In July 1948, Appleton signed with the Sherman–Denison Twins in the Big State League. He played there in 1948 and 1949.

He next served as the player-manager of the Dallas Eagles in the Texas League during the 1949 season. In 1950, he took over as the player-manager of the Augusta Tigers in the Sally League.

Appleton concluded his playing career in 1951 as a player-manager for the Erie Sailors in the Middle Atlantic League. Appleton was 47 years old when he appeared in his final game as a professional baseball player in 1951.

==Managerial and scouting career==
Appleton spent more than 20 years as a scout and manager in minor league baseball.
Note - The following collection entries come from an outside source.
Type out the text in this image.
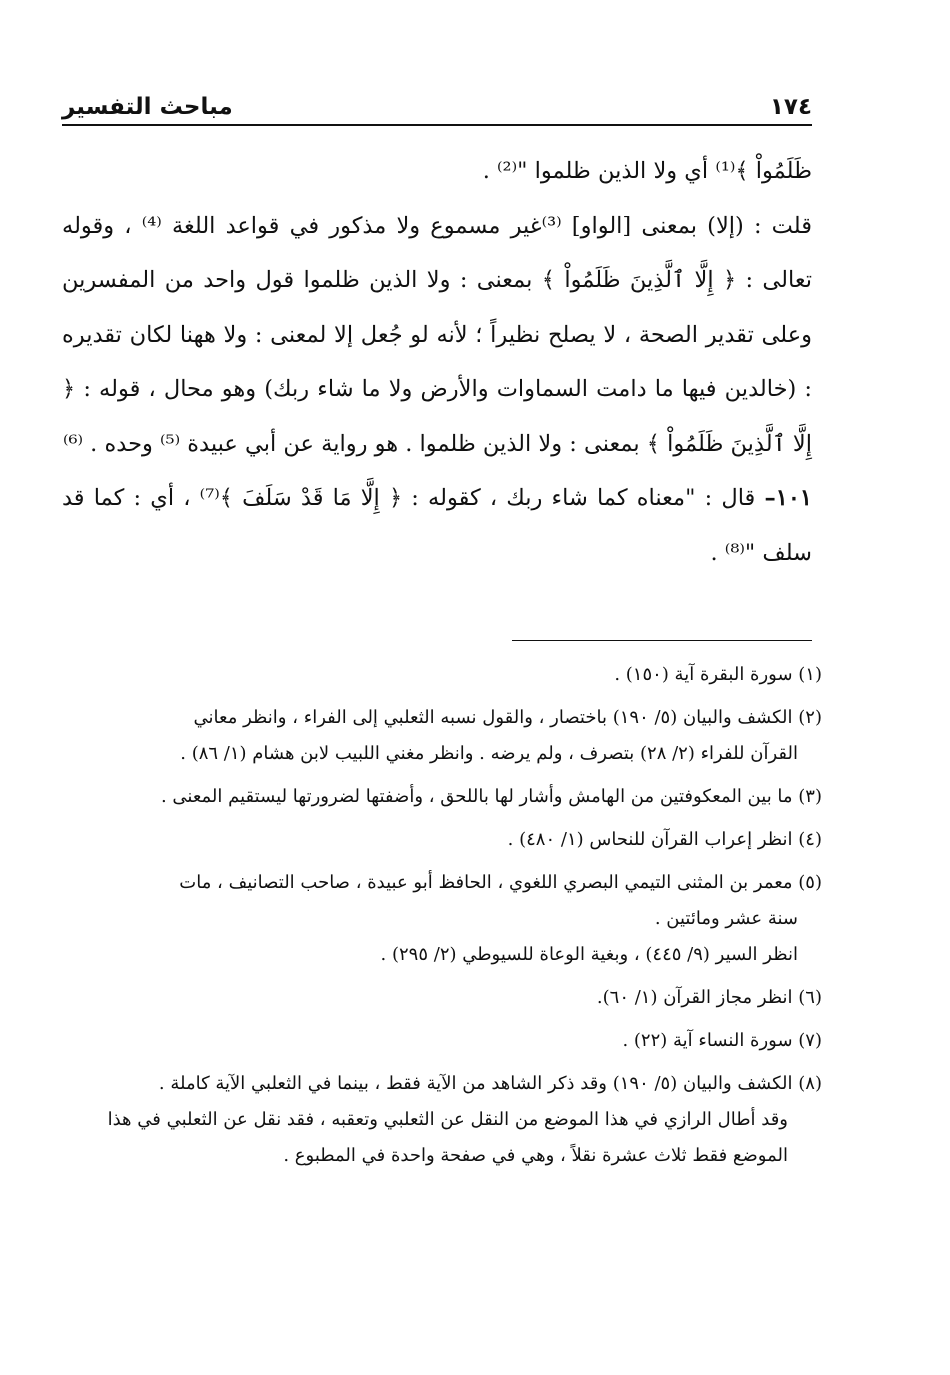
١٧٤
مباحث التفسير

ظَلَمُواْ ﴾⁽¹⁾ أي ولا الذين ظلموا "⁽²⁾ .

قلت : (إلا) بمعنى [الواو] ⁽³⁾غير مسموع ولا مذكور في قواعد اللغة ⁽⁴⁾ ، وقوله تعالى : ﴿ إِلَّا ٱلَّذِينَ ظَلَمُواْ ﴾ بمعنى : ولا الذين ظلموا قول واحد من المفسرين وعلى تقدير الصحة ، لا يصلح نظيراً ؛ لأنه لو جُعل إلا لمعنى : ولا ههنا لكان تقديره : (خالدين فيها ما دامت السماوات والأرض ولا ما شاء ربك) وهو محال ، قوله : ﴿ إِلَّا ٱلَّذِينَ ظَلَمُواْ ﴾ بمعنى : ولا الذين ظلموا . هو رواية عن أبي عبيدة ⁽⁵⁾ وحده . ⁽⁶⁾

١٠١– قال : "معناه كما شاء ربك ، كقوله : ﴿ إِلَّا مَا قَدْ سَلَفَ ﴾⁽⁷⁾ ، أي : كما قد سلف "⁽⁸⁾ .

(١) سورة البقرة آية (١٥٠) .

(٢) الكشف والبيان (٥/ ١٩٠) باختصار ، والقول نسبه الثعلبي إلى الفراء ، وانظر معاني
القرآن للفراء (٢/ ٢٨) بتصرف ، ولم يرضه . وانظر مغني اللبيب لابن هشام (١/ ٨٦) .

(٣) ما بين المعكوفتين من الهامش وأشار لها باللحق ، وأضفتها لضرورتها ليستقيم المعنى .

(٤) انظر إعراب القرآن للنحاس (١/ ٤٨٠) .

(٥) معمر بن المثنى التيمي البصري اللغوي ، الحافظ أبو عبيدة ، صاحب التصانيف ، مات
سنة عشر ومائتين .
انظر السير (٩/ ٤٤٥) ، وبغية الوعاة للسيوطي (٢/ ٢٩٥) .

(٦) انظر مجاز القرآن (١/ ٦٠).

(٧) سورة النساء آية (٢٢) .

(٨) الكشف والبيان (٥/ ١٩٠) وقد ذكر الشاهد من الآية فقط ، بينما في الثعلبي الآية كاملة .
وقد أطال الرازي في هذا الموضع من النقل عن الثعلبي وتعقبه ، فقد نقل عن الثعلبي في هذا
الموضع فقط ثلاث عشرة نقلاً ، وهي في صفحة واحدة في المطبوع .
He was a player-manager for the Sherman–Denison Twins in 1949, the Augusta Tigers in 1950, and the Erie Sailors in 1951. He also had stints as a manager for the Roanoke Rapids Jays (1952), Charlotte Hornets (1954, 1970), Atlanta Crackers (1964), and Wisconsin Rapids Twins (1965). He served as a scout and pitching instructor in the Washington Senators/Minnesota Twins organization from the mid-1950s until they assigned him to replace Jack McKeon at the helm of the Atlanta Crackers in June 1964.

==Later years==
In January 1974, Appleton died at St. Francis Hospital in Trenton, New Jersey, at the age of 69. He was buried at St. Gertrude Cemetery in Colonia, New Jersey.